The professional services firm emphasized that increasing debt without corresponding revenue-generating investments could harm private investors and further deteriorate the country’s long-term debt profile. PWC’s analysis, featured in its ‘Nigerian Economic Outlook, June 2024’ report, underscores the risk of crowding out private investment due to continuous debt issuance.

The report noted that Nigeria’s public debt increased by 144.1 percent from N49.85 trillion in Q1 2023 to N121.67 trillion in Q1 2024, driven by factors such as naira devaluation, additional borrowing, and the securitisation of ways and means.

PWC revealed that by May 2024, the Debt Management Office (DMO) had raised N4.9 trillion of the N7 trillion approved for securitisation and N4.5 trillion to cover the 2024 budget deficit.

Despite efforts to manage the fiscal deficit, which reached 6.1 percent of GDP in 2023, the debt servicing costs remain high, with 89 percent of the budgeted fiscal deficit expected to be financed through new borrowings.
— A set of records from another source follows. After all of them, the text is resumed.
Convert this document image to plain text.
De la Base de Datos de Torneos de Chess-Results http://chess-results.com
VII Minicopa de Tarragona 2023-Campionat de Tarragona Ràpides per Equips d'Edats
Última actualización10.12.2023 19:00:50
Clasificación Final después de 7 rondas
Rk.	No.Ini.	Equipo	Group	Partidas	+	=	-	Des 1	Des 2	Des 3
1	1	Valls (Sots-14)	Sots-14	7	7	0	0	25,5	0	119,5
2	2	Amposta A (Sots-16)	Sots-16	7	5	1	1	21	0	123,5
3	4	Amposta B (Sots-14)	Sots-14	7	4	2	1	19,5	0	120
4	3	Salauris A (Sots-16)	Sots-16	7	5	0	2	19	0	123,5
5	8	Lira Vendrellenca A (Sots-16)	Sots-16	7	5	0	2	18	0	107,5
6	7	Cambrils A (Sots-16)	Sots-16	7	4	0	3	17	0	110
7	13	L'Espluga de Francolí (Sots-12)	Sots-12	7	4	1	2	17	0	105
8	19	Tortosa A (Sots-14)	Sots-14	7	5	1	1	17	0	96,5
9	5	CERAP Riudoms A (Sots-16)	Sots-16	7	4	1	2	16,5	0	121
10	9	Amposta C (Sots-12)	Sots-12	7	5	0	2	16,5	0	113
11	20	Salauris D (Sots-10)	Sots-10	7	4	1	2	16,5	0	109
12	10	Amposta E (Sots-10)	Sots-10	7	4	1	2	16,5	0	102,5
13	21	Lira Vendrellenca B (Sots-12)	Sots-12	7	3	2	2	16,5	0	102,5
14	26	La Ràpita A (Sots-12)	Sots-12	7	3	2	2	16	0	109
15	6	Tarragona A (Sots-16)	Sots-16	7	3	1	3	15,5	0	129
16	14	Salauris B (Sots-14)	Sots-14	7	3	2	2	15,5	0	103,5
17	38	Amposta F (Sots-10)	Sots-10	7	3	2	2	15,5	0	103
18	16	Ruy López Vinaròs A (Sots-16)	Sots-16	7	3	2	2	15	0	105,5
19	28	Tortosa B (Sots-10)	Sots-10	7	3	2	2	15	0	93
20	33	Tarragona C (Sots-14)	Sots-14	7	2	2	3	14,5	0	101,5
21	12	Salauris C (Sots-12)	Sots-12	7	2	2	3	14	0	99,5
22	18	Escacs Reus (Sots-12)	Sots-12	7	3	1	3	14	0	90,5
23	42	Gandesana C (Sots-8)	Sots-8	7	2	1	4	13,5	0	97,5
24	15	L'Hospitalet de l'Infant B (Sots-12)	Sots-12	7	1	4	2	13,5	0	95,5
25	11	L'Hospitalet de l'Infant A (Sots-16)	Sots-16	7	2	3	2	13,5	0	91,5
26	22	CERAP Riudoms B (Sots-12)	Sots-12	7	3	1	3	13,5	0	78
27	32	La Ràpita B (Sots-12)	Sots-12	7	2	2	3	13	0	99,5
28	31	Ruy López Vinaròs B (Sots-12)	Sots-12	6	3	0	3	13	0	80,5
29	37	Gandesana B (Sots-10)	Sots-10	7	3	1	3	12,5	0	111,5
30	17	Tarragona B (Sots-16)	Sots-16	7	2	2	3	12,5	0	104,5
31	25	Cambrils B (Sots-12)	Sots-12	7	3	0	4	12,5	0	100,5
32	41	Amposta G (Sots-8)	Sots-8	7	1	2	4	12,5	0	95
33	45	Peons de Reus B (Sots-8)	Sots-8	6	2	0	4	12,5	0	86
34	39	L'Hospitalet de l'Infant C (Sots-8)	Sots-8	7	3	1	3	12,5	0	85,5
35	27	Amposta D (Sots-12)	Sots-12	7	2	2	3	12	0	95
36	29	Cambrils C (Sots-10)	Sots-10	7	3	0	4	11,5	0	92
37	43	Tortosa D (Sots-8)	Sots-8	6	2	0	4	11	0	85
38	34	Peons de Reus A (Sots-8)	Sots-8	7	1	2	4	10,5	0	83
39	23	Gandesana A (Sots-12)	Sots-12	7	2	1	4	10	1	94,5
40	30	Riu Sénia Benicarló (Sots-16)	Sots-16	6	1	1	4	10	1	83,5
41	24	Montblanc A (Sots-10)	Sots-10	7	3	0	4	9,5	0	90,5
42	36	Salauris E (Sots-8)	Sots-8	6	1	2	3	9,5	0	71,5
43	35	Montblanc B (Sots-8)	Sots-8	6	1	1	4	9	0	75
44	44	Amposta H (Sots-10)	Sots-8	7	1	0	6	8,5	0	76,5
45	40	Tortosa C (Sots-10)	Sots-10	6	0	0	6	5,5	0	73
Additionally, Nigeria’s debt-to-GDP ratio has crossed the 50 percent mark for the first time, as revealed by the DMO’s latest figures. With a public debt portfolio of N121 trillion, including domestic and foreign debt, Nigeria’s debt-to-GDP ratio stands at 52.9 percent based on the 2023 GDP figure of N229.9 trillion.

Economist Paul Alaje suggested that the government should explore innovative revenue-raising methods without overly burdening the populace, to address the fiscal challenges inherited by the current administration.